A Secretaria de Política Econômica (SPE) do Ministério da Fazenda reduziu de 2,4% para 2,3% a estimativa de crescimento da economia brasileira em 2026. A revisão consta do Boletim Macrofiscal divulgado nesta sexta-feira (6) e reflete, principalmente, a desaceleração da atividade agropecuária após a safra recorde registrada no ano passado.
Apesar do ajuste para baixo no Produto Interno Bruto (PIB), a SPE avalia que o ritmo de crescimento deve se manter estável ao longo do ano, sustentado pela expansão da indústria e do setor de serviços. Segundo o documento, esses segmentos tendem a compensar parcialmente o desempenho mais fraco do campo.
No mesmo relatório, o Ministério da Fazenda projeta inflação de 3,6% em 2026, medida pelo Índice Nacional de Preços ao Consumidor Amplo (IPCA). A expectativa é de continuidade do processo de desinflação, o que pode abrir espaço para a redução da taxa básica de juros.
“Para 2026, a expectativa é de estabilidade no ritmo de crescimento e de continuidade da desinflação, possibilitando redução nos juros básicos”, informa a Secretaria de Política Econômica.
Atualmente, a taxa Selic está fixada em 15% ao ano pelo Comitê de Política Monetária (Copom) do Banco Central. Trata-se do maior patamar desde julho de 2006, quando os juros chegaram a 15,25% ao ano. Em comunicado recente, o Copom indicou que poderá iniciar um ciclo de corte dos juros na reunião de março, desde que a inflação permaneça sob controle e o cenário econômico não apresente surpresas.

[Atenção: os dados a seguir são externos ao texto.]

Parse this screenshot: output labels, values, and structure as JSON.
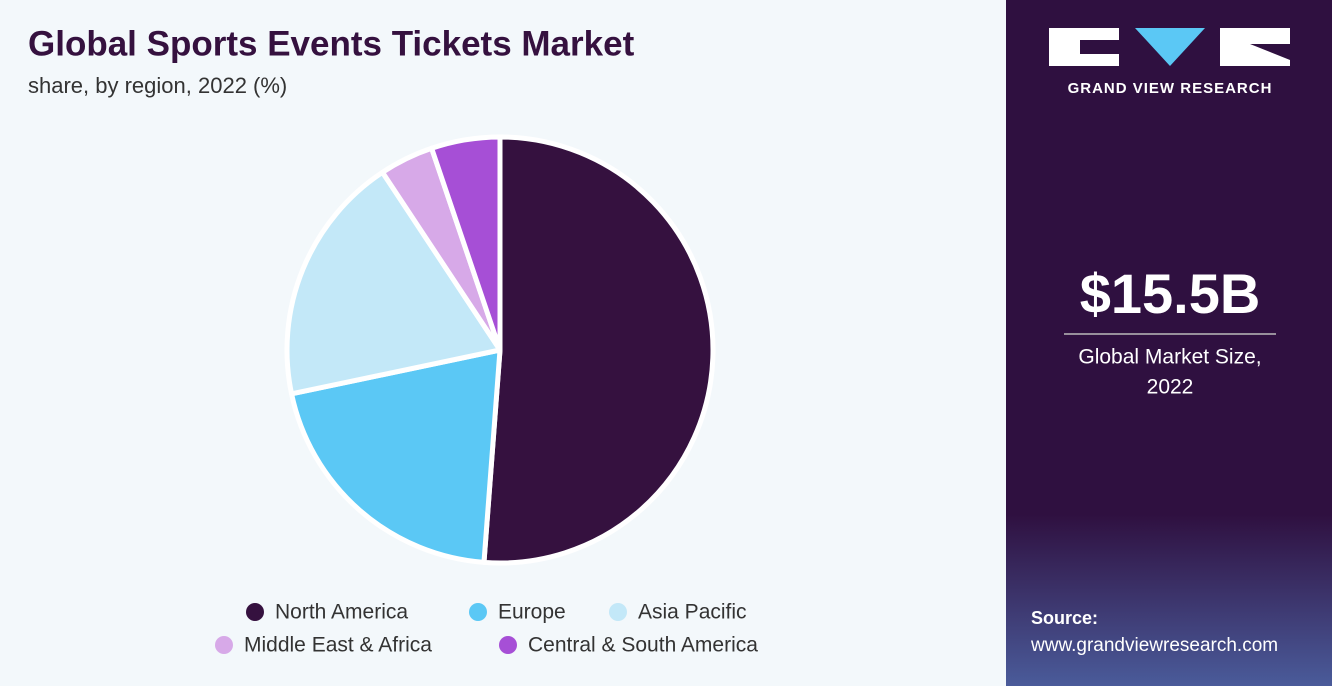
{
  "chart_data": {
    "type": "pie",
    "title": "Global Sports Events Tickets Market",
    "subtitle": "share, by region, 2022 (%)",
    "categories": [
      "North America",
      "Europe",
      "Asia Pacific",
      "Middle East & Africa",
      "Central & South America"
    ],
    "values": [
      51.2,
      20.5,
      19.0,
      4.1,
      5.2
    ],
    "colors": [
      "#35113f",
      "#5bc8f5",
      "#c3e8f8",
      "#d7a9e8",
      "#a64fd6"
    ]
  },
  "sidebar": {
    "brand": "GRAND VIEW RESEARCH",
    "market_size": "$15.5B",
    "market_size_label_1": "Global Market Size,",
    "market_size_label_2": "2022",
    "source_label": "Source:",
    "source_url": "www.grandviewresearch.com"
  }
}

De acordo com a SPE, a revisão do PIB leva em conta a perda de fôlego do agronegócio em 2026, movimento considerado natural após o desempenho excepcional de 2025. Ao mesmo tempo, a secretaria aponta que a demanda interna deve acelerar, ainda que esse avanço seja parcialmente neutralizado por um cenário externo menos favorável às exportações.
“A absorção doméstica tende a acelerar, ainda que parcialmente compensada por menor contribuição das exportações em um ambiente comercial global mais restritivo”, destaca o boletim.
O documento também chama atenção para riscos externos que podem afetar o desempenho da economia brasileira ao longo do ano. Entre eles estão a intensificação de tensões geopolíticas e comerciais e uma desaceleração mais acentuada da economia chinesa, fator relevante para países exportadores de commodities.
Segundo a SPE, um agravamento das tensões observadas no início do ano, marcado por instabilidade política na Venezuela e pelo aumento das fricções entre Estados Unidos e Europa em torno da Groenlândia, tende a ampliar a volatilidade financeira internacional e impactar o comportamento do dólar.
No campo da inflação, a secretaria avalia que o cenário segue relativamente favorável. A projeção de IPCA em 3,6% considera o excesso de oferta global de bens e combustíveis, além dos efeitos defasados da recente valorização do real e da política monetária restritiva adotada nos últimos meses.
Ainda assim, o boletim aponta que pressões moderadas sobre os preços dos alimentos devem persistir. Em 2025, o IPCA acumulou alta de 4,26%, acima do centro da meta de inflação, que é de 3%, mas dentro do intervalo de tolerância estabelecido pelo governo.
A combinação entre crescimento moderado, inflação em trajetória de queda e possível redução dos juros deve orientar as decisões de política econômica ao longo de 2026, em um cenário que ainda exige cautela diante das incertezas no ambiente internacional.